In Aba, an eyewitness said 17 people were killed,[1] including a young girl that attended middle school. By 18 March, the witness described the area as teeming with police and soldiers, and the people as anxious.[1] Protests continued for several days.
On 24 March, AP reports that Chinese state-run Xinhua said "381 people involved in protests...had surrendered to police" in Aba, which was not verified by independent sources.
As reported by the BBC, the unverified reports in Sichuan and the "expulsions and restrictions of foreigners, and uncorroborated reports of vast convoys of paramilitaries entering areas of unrest, raise fears that the government has created a "black box" in which its security personnel can take action without scrutiny."
The BBC also reports, "Unrest was also said to have flared again in Aba, Sichuan, where there are claims that police shot between 13 and 30 protesters after a police station was set on fire. Like Tibetan exiles' claims that at least 80 have died in Lhasa, the reports of deaths are impossible to verify because of the restrictions on journalists."[2]
During the week of 22 March, authorities and security forces in the city of Chengdu, the capital of Sichuan, locked down a Tibetan neighborhood[3] located near the Southwest University for Nationalities and the Wu Hou Temple. The lockdown comes amid unconfirmed reports of Tibetan protests earlier in the week and unconfirmed reports of a stabbing attack of a Han Chinese man by a Tibetan. Cars and other vehicles are not allowed to drive through the neighborhood, which has a large police presence.[3]

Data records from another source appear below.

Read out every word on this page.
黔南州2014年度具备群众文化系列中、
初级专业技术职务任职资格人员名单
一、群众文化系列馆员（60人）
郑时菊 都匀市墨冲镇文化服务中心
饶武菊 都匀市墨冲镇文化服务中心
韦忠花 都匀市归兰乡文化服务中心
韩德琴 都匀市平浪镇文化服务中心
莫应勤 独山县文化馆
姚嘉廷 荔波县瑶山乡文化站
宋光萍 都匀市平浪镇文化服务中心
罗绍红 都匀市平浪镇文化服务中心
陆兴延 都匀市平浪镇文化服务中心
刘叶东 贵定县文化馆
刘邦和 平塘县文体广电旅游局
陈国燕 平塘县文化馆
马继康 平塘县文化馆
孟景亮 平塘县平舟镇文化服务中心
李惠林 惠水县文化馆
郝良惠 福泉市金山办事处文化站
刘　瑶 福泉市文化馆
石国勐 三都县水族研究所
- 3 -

In Sichuan's Ngaba prefecture, Chinese authorities fired on protestors. The Tibetan government-in-exile's Central Tibetan Administration states the police shot and killed 19 people during the protest. The Chinese authorities denied killing anyone. Photographs of bodies with bullet wounds were released by a rights group.[3]
The Foreign Correspondents Club of China has reported "official interference with journalists in Chengdu", and that travel by foreign journalists to other areas of the province has been restricted.[3]

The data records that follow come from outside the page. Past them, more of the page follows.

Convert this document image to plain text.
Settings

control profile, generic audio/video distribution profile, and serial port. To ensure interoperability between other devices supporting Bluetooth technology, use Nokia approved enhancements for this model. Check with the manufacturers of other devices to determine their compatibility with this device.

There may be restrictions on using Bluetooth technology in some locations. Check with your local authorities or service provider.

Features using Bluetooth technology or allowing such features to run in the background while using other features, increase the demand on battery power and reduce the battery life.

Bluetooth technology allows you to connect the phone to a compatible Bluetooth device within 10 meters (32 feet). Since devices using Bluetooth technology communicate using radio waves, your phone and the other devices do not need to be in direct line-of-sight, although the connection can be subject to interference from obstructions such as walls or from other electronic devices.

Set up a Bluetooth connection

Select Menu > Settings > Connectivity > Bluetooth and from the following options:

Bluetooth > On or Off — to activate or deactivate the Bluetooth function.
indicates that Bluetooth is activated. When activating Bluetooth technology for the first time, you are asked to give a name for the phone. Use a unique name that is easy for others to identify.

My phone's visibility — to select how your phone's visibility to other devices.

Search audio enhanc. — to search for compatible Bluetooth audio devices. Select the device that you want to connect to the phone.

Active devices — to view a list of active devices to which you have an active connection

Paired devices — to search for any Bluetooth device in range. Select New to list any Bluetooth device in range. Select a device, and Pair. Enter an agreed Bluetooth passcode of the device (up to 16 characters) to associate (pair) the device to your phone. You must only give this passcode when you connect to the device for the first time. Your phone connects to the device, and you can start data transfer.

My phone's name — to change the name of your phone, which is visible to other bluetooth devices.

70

On 21 and 27 March, nuns of the Kirti Monastery in Ngawa county were arrested by Chinese police forces. The information was confirmed by the Swiss newspaper Neue Zürcher Zeitung after phonecalls into the region with locals. Troops also blocked roads in nearby Sertar. The London-based Free Tibet Campaign reported that troops had been sent to the county after residents blew up a bridge near the village of Gudu.[4] Arrests have also been reported from Sertar after security forces cracked down on protests.[5]
On Monday, 24 March 2008 in Drango county, Garze prefecture, a Tibetan rights group reports 200 monks, nuns, and ordinary people gathered to march before clashes with police began. Police fired shots into the crowd, killing a monk and critically wounding another monk,[6] as reported to Associated Press by the Tibetan Center for Human Rights and Democracy (TCHRD).

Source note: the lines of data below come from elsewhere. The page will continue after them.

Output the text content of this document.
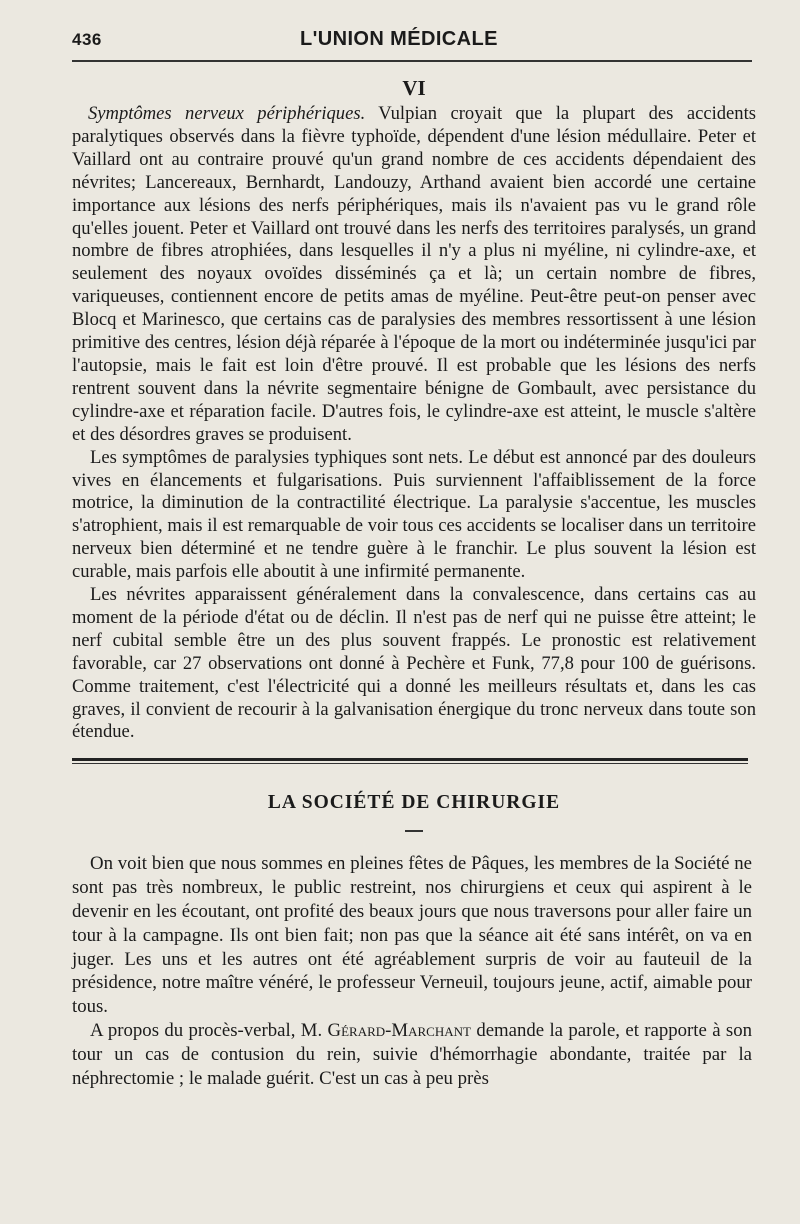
436	L'UNION MÉDICALE
VI

Symptômes nerveux périphériques. Vulpian croyait que la plupart des accidents paralytiques observés dans la fièvre typhoïde, dépendent d'une lésion médullaire. Peter et Vaillard ont au contraire prouvé qu'un grand nombre de ces accidents dépendaient des névrites; Lancereaux, Bernhardt, Landouzy, Arthand avaient bien accordé une certaine importance aux lésions des nerfs périphériques, mais ils n'avaient pas vu le grand rôle qu'elles jouent. Peter et Vaillard ont trouvé dans les nerfs des territoires paralysés, un grand nombre de fibres atrophiées, dans lesquelles il n'y a plus ni myéline, ni cylindre-axe, et seulement des noyaux ovoïdes disséminés ça et là; un certain nombre de fibres, variqueuses, contiennent encore de petits amas de myéline. Peut-être peut-on penser avec Blocq et Marinesco, que certains cas de paralysies des membres ressortissent à une lésion primitive des centres, lésion déjà réparée à l'époque de la mort ou indéterminée jusqu'ici par l'autopsie, mais le fait est loin d'être prouvé. Il est probable que les lésions des nerfs rentrent souvent dans la névrite segmentaire bénigne de Gombault, avec persistance du cylindre-axe et réparation facile. D'autres fois, le cylindre-axe est atteint, le muscle s'altère et des désordres graves se produisent.

Les symptômes de paralysies typhiques sont nets. Le début est annoncé par des douleurs vives en élancements et fulgarisations. Puis surviennent l'affaiblissement de la force motrice, la diminution de la contractilité électrique. La paralysie s'accentue, les muscles s'atrophient, mais il est remarquable de voir tous ces accidents se localiser dans un territoire nerveux bien déterminé et ne tendre guère à le franchir. Le plus souvent la lésion est curable, mais parfois elle aboutit à une infirmité permanente.

Les névrites apparaissent généralement dans la convalescence, dans certains cas au moment de la période d'état ou de déclin. Il n'est pas de nerf qui ne puisse être atteint; le nerf cubital semble être un des plus souvent frappés. Le pronostic est relativement favorable, car 27 observations ont donné à Pechère et Funk, 77,8 pour 100 de guérisons. Comme traitement, c'est l'électricité qui a donné les meilleurs résultats et, dans les cas graves, il convient de recourir à la galvanisation énergique du tronc nerveux dans toute son étendue.

LA SOCIÉTÉ DE CHIRURGIE

On voit bien que nous sommes en pleines fêtes de Pâques, les membres de la Société ne sont pas très nombreux, le public restreint, nos chirurgiens et ceux qui aspirent à le devenir en les écoutant, ont profité des beaux jours que nous traversons pour aller faire un tour à la campagne. Ils ont bien fait; non pas que la séance ait été sans intérêt, on va en juger. Les uns et les autres ont été agréablement surpris de voir au fauteuil de la présidence, notre maître vénéré, le professeur Verneuil, toujours jeune, actif, aimable pour tous.

A propos du procès-verbal, M. Gérard-Marchant demande la parole, et rapporte à son tour un cas de contusion du rein, suivie d'hémorrhagie abondante, traitée par la néphrectomie ; le malade guérit. C'est un cas à peu près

On 25 March, Chinese state-run Xinhua News Agency, citing local authorities, reported that one police officer was dead and "several others" injured, as sympathy protests spread in western Tibet, and added the police were "forced to fire warning shots" and had "dispersed the lawless mobsters."[6] [7]
On 27 and 30 March, the suicides by two monks in Amdo have been reported by TCHRD as an act of freeing from oppression. Independent verification is however outstanding.[8]
On 3 April new violence broke out in Sichuan as various sources report. According to Xinhua News Agency at least one government official has been seriously injured. An overseas Tibet activist group said eight people had been killed in the incident. It said police opened fire on hundreds of Buddhist monks and lay people who marched on local government offices to demand the release of two monks detained for possessing photographs of the Dalai Lama.[9] Unidentified eyewitnesses told Radio Free Asia's Tibetan agency that 15 people had been killed in the incident.[10]